Neither of Tenaya’s two therapies address the gene mutation that has affected Borsari and her family. But Ali sees opportunity down the road to develop a gene therapy for her particular gene mutation, since it is the second leading cause of cardiomyopathy. Treating the MYH7 gene is especially challenging because it requires gene editing or silencing, instead of just replacing the gene.
Wendy Borsari was diagnosed at age 24 with a commonly inherited heart disease. She joined Tenaya as a patient advocate in 2021.
Wendy Borsari
“If you add a healthy gene it will produce healthy copies,” Ali explains, “but it won’t stop the bad effects of the mutant protein the gene produces. You can only do that by silencing the gene or editing it out, which is a different, more complicated approach.”

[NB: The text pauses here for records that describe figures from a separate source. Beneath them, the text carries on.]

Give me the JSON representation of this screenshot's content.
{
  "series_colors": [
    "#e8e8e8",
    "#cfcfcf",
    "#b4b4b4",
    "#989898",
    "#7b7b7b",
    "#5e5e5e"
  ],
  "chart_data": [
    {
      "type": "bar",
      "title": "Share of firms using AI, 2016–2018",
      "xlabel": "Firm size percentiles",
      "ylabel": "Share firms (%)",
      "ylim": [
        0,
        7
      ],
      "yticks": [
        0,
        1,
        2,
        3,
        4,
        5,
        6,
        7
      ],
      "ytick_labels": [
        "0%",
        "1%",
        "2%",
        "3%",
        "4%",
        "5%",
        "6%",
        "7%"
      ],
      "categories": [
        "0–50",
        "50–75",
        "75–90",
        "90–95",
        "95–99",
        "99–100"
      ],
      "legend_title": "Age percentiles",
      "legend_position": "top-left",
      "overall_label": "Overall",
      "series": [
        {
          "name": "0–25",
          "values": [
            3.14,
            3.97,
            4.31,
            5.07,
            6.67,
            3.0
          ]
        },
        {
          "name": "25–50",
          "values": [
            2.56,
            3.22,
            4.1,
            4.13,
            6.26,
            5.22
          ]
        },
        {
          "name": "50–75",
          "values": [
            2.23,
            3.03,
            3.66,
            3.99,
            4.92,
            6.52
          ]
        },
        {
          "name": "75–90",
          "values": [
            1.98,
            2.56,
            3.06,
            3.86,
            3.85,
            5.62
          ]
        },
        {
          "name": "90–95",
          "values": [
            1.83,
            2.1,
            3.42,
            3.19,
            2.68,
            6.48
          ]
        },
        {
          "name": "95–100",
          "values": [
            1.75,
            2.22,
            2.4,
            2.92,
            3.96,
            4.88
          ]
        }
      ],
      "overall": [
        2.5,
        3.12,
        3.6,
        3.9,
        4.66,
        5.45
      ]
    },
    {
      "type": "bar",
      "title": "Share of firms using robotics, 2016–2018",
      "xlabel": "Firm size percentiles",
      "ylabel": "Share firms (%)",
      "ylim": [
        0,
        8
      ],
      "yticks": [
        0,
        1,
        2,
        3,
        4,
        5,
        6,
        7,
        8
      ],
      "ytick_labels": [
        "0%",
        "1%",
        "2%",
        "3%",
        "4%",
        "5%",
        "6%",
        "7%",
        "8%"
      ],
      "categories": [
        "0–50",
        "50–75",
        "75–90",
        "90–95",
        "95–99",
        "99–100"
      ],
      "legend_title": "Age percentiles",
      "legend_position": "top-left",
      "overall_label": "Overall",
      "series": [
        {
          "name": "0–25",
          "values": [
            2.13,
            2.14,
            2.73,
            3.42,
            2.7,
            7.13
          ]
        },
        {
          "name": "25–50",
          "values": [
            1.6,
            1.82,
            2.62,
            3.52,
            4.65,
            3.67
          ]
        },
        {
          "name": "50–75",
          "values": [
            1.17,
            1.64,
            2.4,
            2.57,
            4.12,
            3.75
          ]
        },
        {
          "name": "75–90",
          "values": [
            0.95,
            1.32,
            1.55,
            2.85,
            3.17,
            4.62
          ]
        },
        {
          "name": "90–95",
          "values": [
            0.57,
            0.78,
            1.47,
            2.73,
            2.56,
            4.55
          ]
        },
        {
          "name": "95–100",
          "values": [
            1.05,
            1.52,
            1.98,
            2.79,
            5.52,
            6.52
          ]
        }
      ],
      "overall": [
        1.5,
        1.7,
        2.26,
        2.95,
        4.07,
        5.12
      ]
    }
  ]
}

Euan Ashley, professor of medicine and genetics at Stanford University and founding director of its Center for Inherited Cardiovascular Disease, is confident that we will see genetic therapies for heart disease within the next decade.
“We are at this really exciting moment in time where we have diseases that have been under-recognized and undervalued now being attacked by multiple companies with really modern tools,” says Ashley, author of The Genome Odyssey. “Gene therapies are unusual in the sense that they can reverse the cause of the disease, so we have the enticing possibility of actually reversing or maybe even curing these diseases.”
Although no one is doing extensive research into a gene therapy for her particular mutation yet, Borsari remains hopeful, knowing that companies such as Tenaya are moving in that direction.
“I know that’s now on the horizon,” she says. “It’s not just some pipe dream, but will happen hopefully in my lifetime or my kids’ lifetime to help them.”